En réaction à un contexte sur lequel il n'a que peu de prise et
d'impact, le Brésil a souvent répondu par les "armes" de l'inflation,
de la dévaluation, du changement de monnaie ou du protectionnisme. Dans un milieu
changeant, dont on ne maîtrise pas les conditions parce qu'elles relèvent de
décisions d'acteurs extérieurs, l'intuition, la réactivité, la souplesse et
l'astuce se révèlent parfois plus utiles que la planification.
A SUIVRE : BRESIL, L'EMPREINTE AFRICAINE (4)

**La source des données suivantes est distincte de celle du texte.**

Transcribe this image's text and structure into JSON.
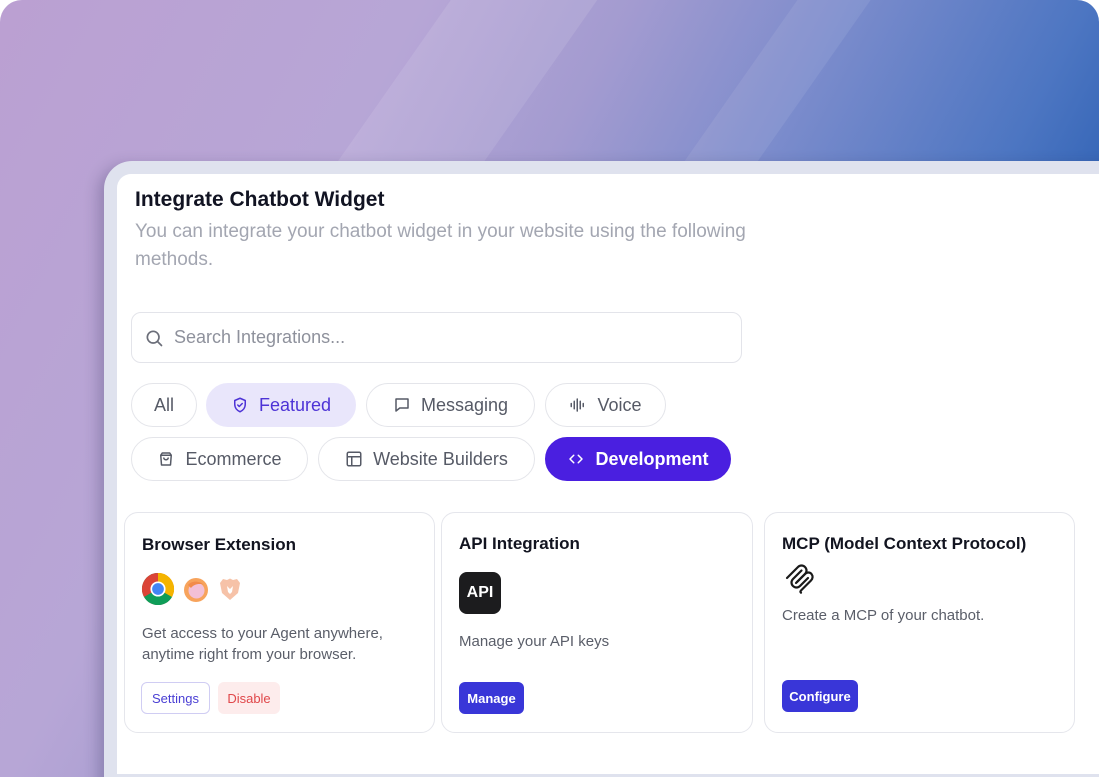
{
  "header": {
    "title": "Integrate Chatbot Widget",
    "subtitle": "You can integrate your chatbot widget in your website using the following methods."
  },
  "search": {
    "placeholder": "Search Integrations...",
    "value": ""
  },
  "filters": [
    {
      "label": "All",
      "icon": "",
      "state": "default"
    },
    {
      "label": "Featured",
      "icon": "shield-check-icon",
      "state": "highlighted"
    },
    {
      "label": "Messaging",
      "icon": "chat-bubble-icon",
      "state": "default"
    },
    {
      "label": "Voice",
      "icon": "audio-wave-icon",
      "state": "default"
    },
    {
      "label": "Ecommerce",
      "icon": "shopping-bag-icon",
      "state": "default"
    },
    {
      "label": "Website Builders",
      "icon": "layout-icon",
      "state": "default"
    },
    {
      "label": "Development",
      "icon": "code-icon",
      "state": "active"
    }
  ],
  "cards": [
    {
      "title": "Browser Extension",
      "icons": [
        "chrome-icon",
        "firefox-icon",
        "brave-icon"
      ],
      "description": "Get access to your Agent anywhere, anytime right from your browser.",
      "buttons": [
        {
          "label": "Settings",
          "style": "outline"
        },
        {
          "label": "Disable",
          "style": "danger"
        }
      ]
    },
    {
      "title": "API Integration",
      "tile_label": "API",
      "description": "Manage your API keys",
      "buttons": [
        {
          "label": "Manage",
          "style": "primary"
        }
      ]
    },
    {
      "title": "MCP (Model Context Protocol)",
      "icons": [
        "mcp-icon"
      ],
      "description": "Create a MCP of your chatbot.",
      "buttons": [
        {
          "label": "Configure",
          "style": "primary"
        }
      ]
    }
  ],
  "colors": {
    "accent": "#4a1fe0",
    "primary_button": "#3936d8",
    "featured_bg": "#e9e6fb",
    "danger_text": "#e0474a"
  }
}
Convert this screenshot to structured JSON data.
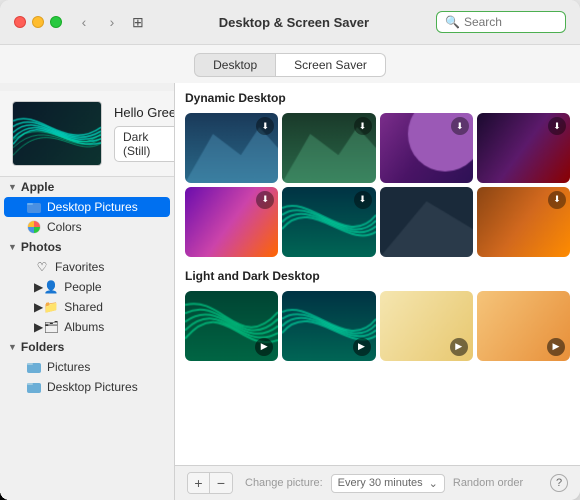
{
  "window": {
    "title": "Desktop & Screen Saver"
  },
  "tabs": [
    {
      "id": "desktop",
      "label": "Desktop",
      "active": true
    },
    {
      "id": "screensaver",
      "label": "Screen Saver",
      "active": false
    }
  ],
  "search": {
    "placeholder": "Search"
  },
  "preview": {
    "name": "Hello Green",
    "style": "Dark (Still)"
  },
  "sidebar": {
    "apple_section": "Apple",
    "desktop_pictures": "Desktop Pictures",
    "colors": "Colors",
    "photos_section": "Photos",
    "favorites": "Favorites",
    "people": "People",
    "shared": "Shared",
    "albums": "Albums",
    "folders_section": "Folders",
    "pictures": "Pictures",
    "folders_desktop": "Desktop Pictures"
  },
  "gallery": {
    "dynamic_title": "Dynamic Desktop",
    "light_dark_title": "Light and Dark Desktop"
  },
  "bottom": {
    "change_picture_label": "Change picture:",
    "change_picture_value": "Every 30 minutes",
    "random_order_label": "Random order",
    "help_label": "?"
  },
  "colors": {
    "selected_blue": "#0070f0",
    "green_arrow": "#2ecc40",
    "download_badge": "rgba(0,0,0,0.45)"
  }
}
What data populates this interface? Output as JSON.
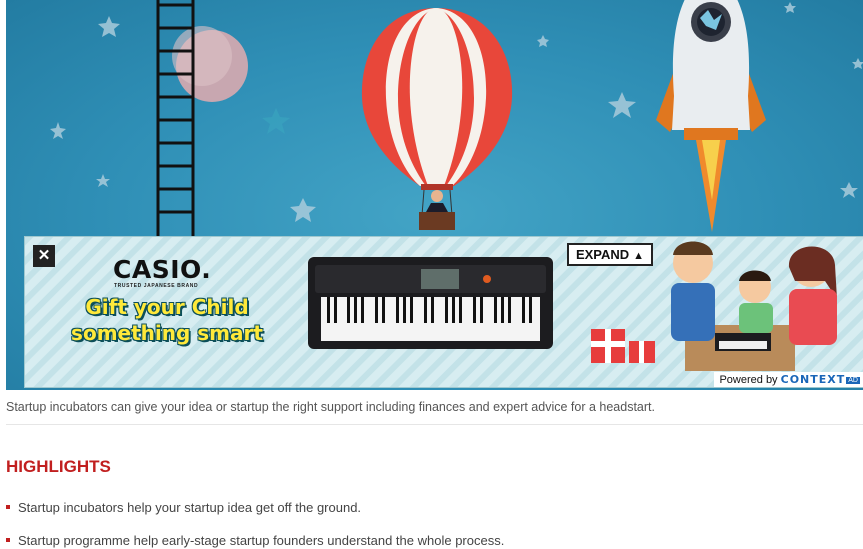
{
  "ad": {
    "close_label": "✕",
    "expand_label": "EXPAND",
    "brand": "CASIO.",
    "brand_tagline": "TRUSTED JAPANESE BRAND",
    "tagline_line1": "Gift your Child",
    "tagline_line2": "something smart",
    "powered_by": "Powered by",
    "powered_brand": "CONTEXT",
    "powered_tag": "AD"
  },
  "article": {
    "caption": "Startup incubators can give your idea or startup the right support including finances and expert advice for a headstart.",
    "highlights_title": "HIGHLIGHTS",
    "highlights": [
      "Startup incubators help your startup idea get off the ground.",
      "Startup programme help early-stage startup founders understand the whole process."
    ]
  },
  "icons": {
    "close": "close-icon",
    "expand": "chevron-up-icon",
    "bullet": "square-bullet-icon"
  },
  "colors": {
    "sky": "#2f8fb6",
    "highlight_red": "#c11f1f",
    "ad_yellow": "#ffe93a",
    "context_blue": "#1a66b8"
  }
}
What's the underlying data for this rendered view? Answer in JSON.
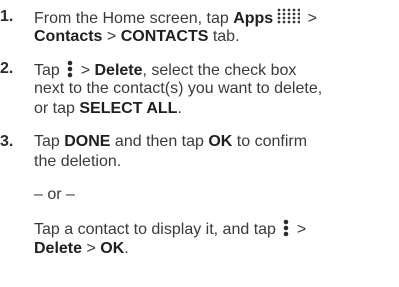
{
  "steps": [
    {
      "number": "1.",
      "line1_pre": "From the Home screen, tap ",
      "apps_label": "Apps",
      "line1_post": " >",
      "contacts": "Contacts",
      "sep": " > ",
      "contacts_tab": "CONTACTS",
      "tab_suffix": " tab."
    },
    {
      "number": "2.",
      "tap": "Tap ",
      "gt": " > ",
      "delete_label": "Delete",
      "line1_post": ", select the check box",
      "line2": "next to the contact(s) you want to delete,",
      "line3_pre": "or tap ",
      "select_all": "SELECT ALL",
      "line3_post": "."
    },
    {
      "number": "3.",
      "tap": "Tap ",
      "done_label": "DONE",
      "mid": " and then tap ",
      "ok_label": "OK",
      "line1_post": " to confirm",
      "line2": "the deletion.",
      "or_text": "– or –",
      "alt_line1": "Tap a contact to display it, and tap ",
      "alt_gt": " >",
      "alt_delete": "Delete",
      "alt_sep": " > ",
      "alt_ok": "OK",
      "alt_end": "."
    }
  ],
  "icons": {
    "apps": "apps-grid-icon",
    "menu": "more-vertical-icon"
  }
}
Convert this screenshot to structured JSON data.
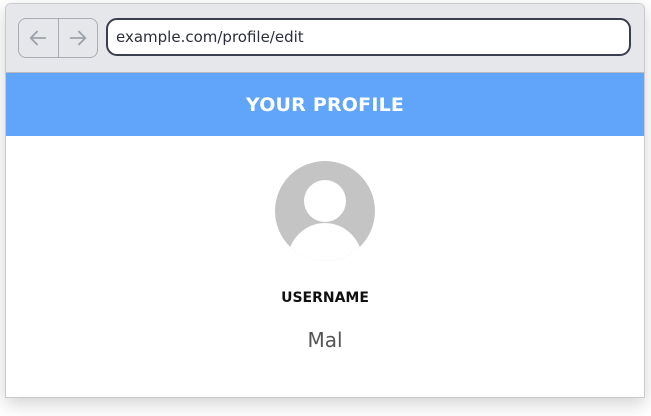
{
  "browser": {
    "url": "example.com/profile/edit",
    "back_icon": "arrow-left-icon",
    "forward_icon": "arrow-right-icon"
  },
  "page": {
    "title": "YOUR PROFILE",
    "accent_color": "#60a5fa",
    "avatar_icon": "user-avatar-icon",
    "username_label": "USERNAME",
    "username_value": "Mal"
  }
}
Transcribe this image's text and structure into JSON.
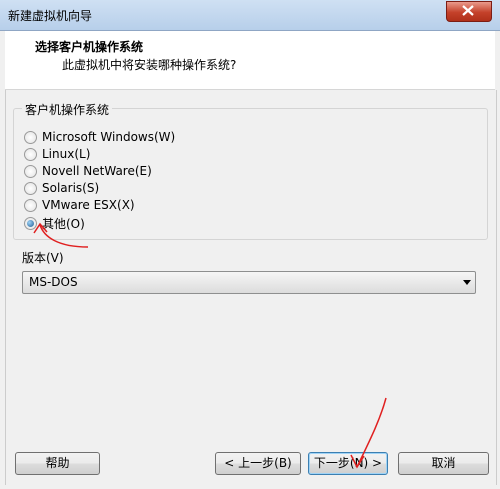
{
  "window": {
    "title": "新建虚拟机向导"
  },
  "header": {
    "title": "选择客户机操作系统",
    "subtitle": "此虚拟机中将安装哪种操作系统?"
  },
  "guest_os": {
    "group_label": "客户机操作系统",
    "options": [
      {
        "label": "Microsoft Windows(W)",
        "selected": false
      },
      {
        "label": "Linux(L)",
        "selected": false
      },
      {
        "label": "Novell NetWare(E)",
        "selected": false
      },
      {
        "label": "Solaris(S)",
        "selected": false
      },
      {
        "label": "VMware ESX(X)",
        "selected": false
      },
      {
        "label": "其他(O)",
        "selected": true
      }
    ]
  },
  "version": {
    "label": "版本(V)",
    "selected": "MS-DOS"
  },
  "buttons": {
    "help": "帮助",
    "back": "< 上一步(B)",
    "next": "下一步(N) >",
    "cancel": "取消"
  },
  "colors": {
    "annotation": "#e02020"
  }
}
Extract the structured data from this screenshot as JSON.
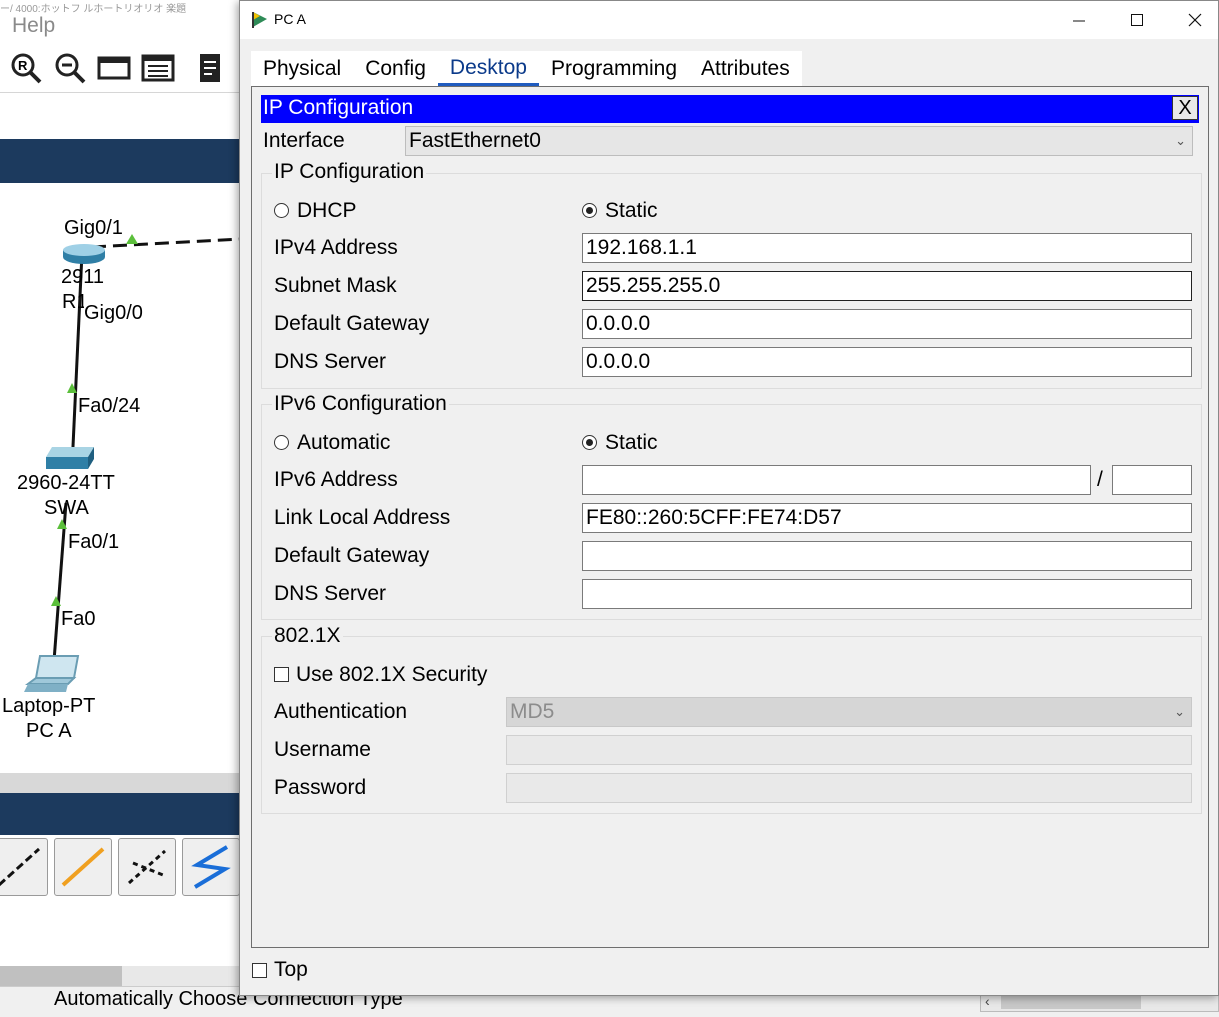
{
  "background": {
    "garbled_title": "ー/ 4000:ホットフ ルホートリオリオ 楽題",
    "menu_help": "Help",
    "toolbar_icons": [
      "zoom-in-icon",
      "zoom-out-icon",
      "window-icon",
      "list-view-icon",
      "notes-icon"
    ],
    "devices": {
      "router_port_top": "Gig0/1",
      "router_model": "2911",
      "router_name": "R1",
      "router_port_bottom": "Gig0/0",
      "switch_port_top": "Fa0/24",
      "switch_model": "2960-24TT",
      "switch_name": "SWA",
      "switch_port_bottom": "Fa0/1",
      "laptop_port": "Fa0",
      "laptop_model": "Laptop-PT",
      "laptop_name": "PC A"
    },
    "link_tools": [
      "console-link-icon",
      "copper-straight-icon",
      "copper-cross-icon",
      "serial-link-icon"
    ],
    "status_text": "Automatically Choose Connection Type"
  },
  "window": {
    "title": "PC A",
    "tabs": [
      "Physical",
      "Config",
      "Desktop",
      "Programming",
      "Attributes"
    ],
    "active_tab": "Desktop",
    "top_checkbox_label": "Top",
    "top_checked": false
  },
  "ip_config": {
    "header_title": "IP Configuration",
    "close_label": "X",
    "interface_label": "Interface",
    "interface_value": "FastEthernet0",
    "ipv4": {
      "section_title": "IP Configuration",
      "dhcp_label": "DHCP",
      "static_label": "Static",
      "mode": "Static",
      "address_label": "IPv4 Address",
      "address_value": "192.168.1.1",
      "mask_label": "Subnet Mask",
      "mask_value": "255.255.255.0",
      "gateway_label": "Default Gateway",
      "gateway_value": "0.0.0.0",
      "dns_label": "DNS Server",
      "dns_value": "0.0.0.0"
    },
    "ipv6": {
      "section_title": "IPv6 Configuration",
      "auto_label": "Automatic",
      "static_label": "Static",
      "mode": "Static",
      "address_label": "IPv6 Address",
      "address_value": "",
      "prefix_separator": "/",
      "prefix_value": "",
      "link_local_label": "Link Local Address",
      "link_local_value": "FE80::260:5CFF:FE74:D57",
      "gateway_label": "Default Gateway",
      "gateway_value": "",
      "dns_label": "DNS Server",
      "dns_value": ""
    },
    "dot1x": {
      "section_title": "802.1X",
      "use_label": "Use 802.1X Security",
      "use_checked": false,
      "auth_label": "Authentication",
      "auth_value": "MD5",
      "username_label": "Username",
      "username_value": "",
      "password_label": "Password",
      "password_value": ""
    }
  },
  "colors": {
    "header_blue": "#0000ff",
    "band_navy": "#1c3a5e",
    "link_green": "#5bbf3b",
    "active_tab_underline": "#1f5bbf"
  }
}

[1] Muito especial (très spécial), cette expression très forte au Brésil est positive et valorisante. Elle se traduit aussi dans le fait qu’on aime à se condidérer comme une personne singulière plutôt que sous la forme impersonnelle d’un individu. On accepte mal d’être rangé dans une classification banale.
[2] L’éphémère France Australe n’a pas fait l’objet d’un investissement continu de la part d’une royauté terrienne française même si pour Richelieu, la mer était la porte d’entrée à tous les pays…
[3] Telle était l’intention explicitement formulée par cette politique.
[4] Distance similaire : de la France au Sénéral.
[5] Dstance similaire : des frontières orientales du Sénégal aux sources du Nil au Soudan.